Vice President Jane Naana Opoku-Agyemang is calling on African countries to accelerate industrialization efforts, reduce dependence on raw material exports and place women and young people at the center of the continent’s economic transformation agenda.
Speaking through Deputy Trade Minister Sampson Ahi at the Accelerate Africa’s Growth Connect 2026 conference, the vice president said Africa must move beyond an economic model that relies heavily on exporting raw commodities while importing higher-value finished products.
“We are not content to export raw materials while others manufacture finished goods and sell them back to us at a premium,” she said. “That model has not served us, and we will not sustain it.”

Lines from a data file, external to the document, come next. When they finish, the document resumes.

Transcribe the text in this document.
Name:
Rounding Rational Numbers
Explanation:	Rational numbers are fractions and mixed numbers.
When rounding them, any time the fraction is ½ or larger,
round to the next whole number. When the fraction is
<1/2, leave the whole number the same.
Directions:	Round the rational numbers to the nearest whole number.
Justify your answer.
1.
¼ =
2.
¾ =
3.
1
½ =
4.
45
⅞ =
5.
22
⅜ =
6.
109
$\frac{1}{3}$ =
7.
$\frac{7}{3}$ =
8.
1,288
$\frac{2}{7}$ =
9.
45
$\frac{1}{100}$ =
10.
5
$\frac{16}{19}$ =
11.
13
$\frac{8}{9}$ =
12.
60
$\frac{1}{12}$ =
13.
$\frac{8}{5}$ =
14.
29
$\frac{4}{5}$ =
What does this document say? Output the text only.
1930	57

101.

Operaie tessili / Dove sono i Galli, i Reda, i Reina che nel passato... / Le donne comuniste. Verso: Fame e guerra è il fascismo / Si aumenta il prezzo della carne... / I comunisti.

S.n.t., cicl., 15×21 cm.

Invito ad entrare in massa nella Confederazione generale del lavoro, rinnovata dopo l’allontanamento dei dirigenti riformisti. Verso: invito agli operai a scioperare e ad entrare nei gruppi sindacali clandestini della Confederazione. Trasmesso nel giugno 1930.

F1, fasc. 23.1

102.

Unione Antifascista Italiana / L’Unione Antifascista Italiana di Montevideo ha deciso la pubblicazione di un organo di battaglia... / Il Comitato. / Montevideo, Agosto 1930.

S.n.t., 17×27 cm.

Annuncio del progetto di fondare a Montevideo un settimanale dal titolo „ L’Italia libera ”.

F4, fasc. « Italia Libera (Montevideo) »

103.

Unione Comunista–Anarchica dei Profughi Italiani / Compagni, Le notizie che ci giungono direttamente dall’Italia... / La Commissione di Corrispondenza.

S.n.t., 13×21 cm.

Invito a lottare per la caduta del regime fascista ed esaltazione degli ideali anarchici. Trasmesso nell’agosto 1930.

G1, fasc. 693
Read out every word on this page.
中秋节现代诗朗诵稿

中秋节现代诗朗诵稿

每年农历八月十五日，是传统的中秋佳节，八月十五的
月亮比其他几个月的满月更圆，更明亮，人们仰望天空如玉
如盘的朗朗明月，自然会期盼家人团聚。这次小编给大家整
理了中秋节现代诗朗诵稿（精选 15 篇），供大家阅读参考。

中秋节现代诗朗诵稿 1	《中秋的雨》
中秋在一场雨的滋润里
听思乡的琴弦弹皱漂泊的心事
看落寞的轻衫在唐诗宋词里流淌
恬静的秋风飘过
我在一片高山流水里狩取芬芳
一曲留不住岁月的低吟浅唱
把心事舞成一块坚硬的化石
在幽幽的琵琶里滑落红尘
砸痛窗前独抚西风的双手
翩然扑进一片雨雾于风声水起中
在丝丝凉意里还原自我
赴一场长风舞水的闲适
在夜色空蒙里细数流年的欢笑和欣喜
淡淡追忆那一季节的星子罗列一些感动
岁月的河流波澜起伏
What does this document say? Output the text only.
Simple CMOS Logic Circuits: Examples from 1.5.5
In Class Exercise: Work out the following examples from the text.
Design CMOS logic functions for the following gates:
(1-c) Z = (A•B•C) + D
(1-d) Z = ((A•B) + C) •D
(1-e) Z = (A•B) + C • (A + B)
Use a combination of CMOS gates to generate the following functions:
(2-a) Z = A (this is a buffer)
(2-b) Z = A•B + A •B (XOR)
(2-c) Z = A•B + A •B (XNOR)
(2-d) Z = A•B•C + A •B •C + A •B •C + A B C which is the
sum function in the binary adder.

The conference, held at the University of Ghana Cedi Conference Centre on Africa Day, brought together delegates from more than 30 African countries to discuss industrial transformation, skills development and continental trade cooperation.
The event focused on four key areas including policy and leadership, workforce development, job and wealth creation, and trade and knowledge exchange as governments and private sector leaders seek ways to deepen industrial capacity across the continent.
The remarks come as African governments intensify efforts to implement the African Continental Free Trade Area agreement, which aims to strengthen intra-African trade and encourage regional manufacturing and value addition.
Ghana has positioned industrialization as a core pillar of its economic strategy, with policymakers increasingly emphasizing local processing, agribusiness expansion and technology-driven manufacturing to reduce import dependence and create jobs for the country’s growing youth population.
Nyakan June, founder and global chief executive officer of Twow Africa and convenor of the conference, called on Africans in the diaspora to play a more active role in supporting the continent’s industrialization drive.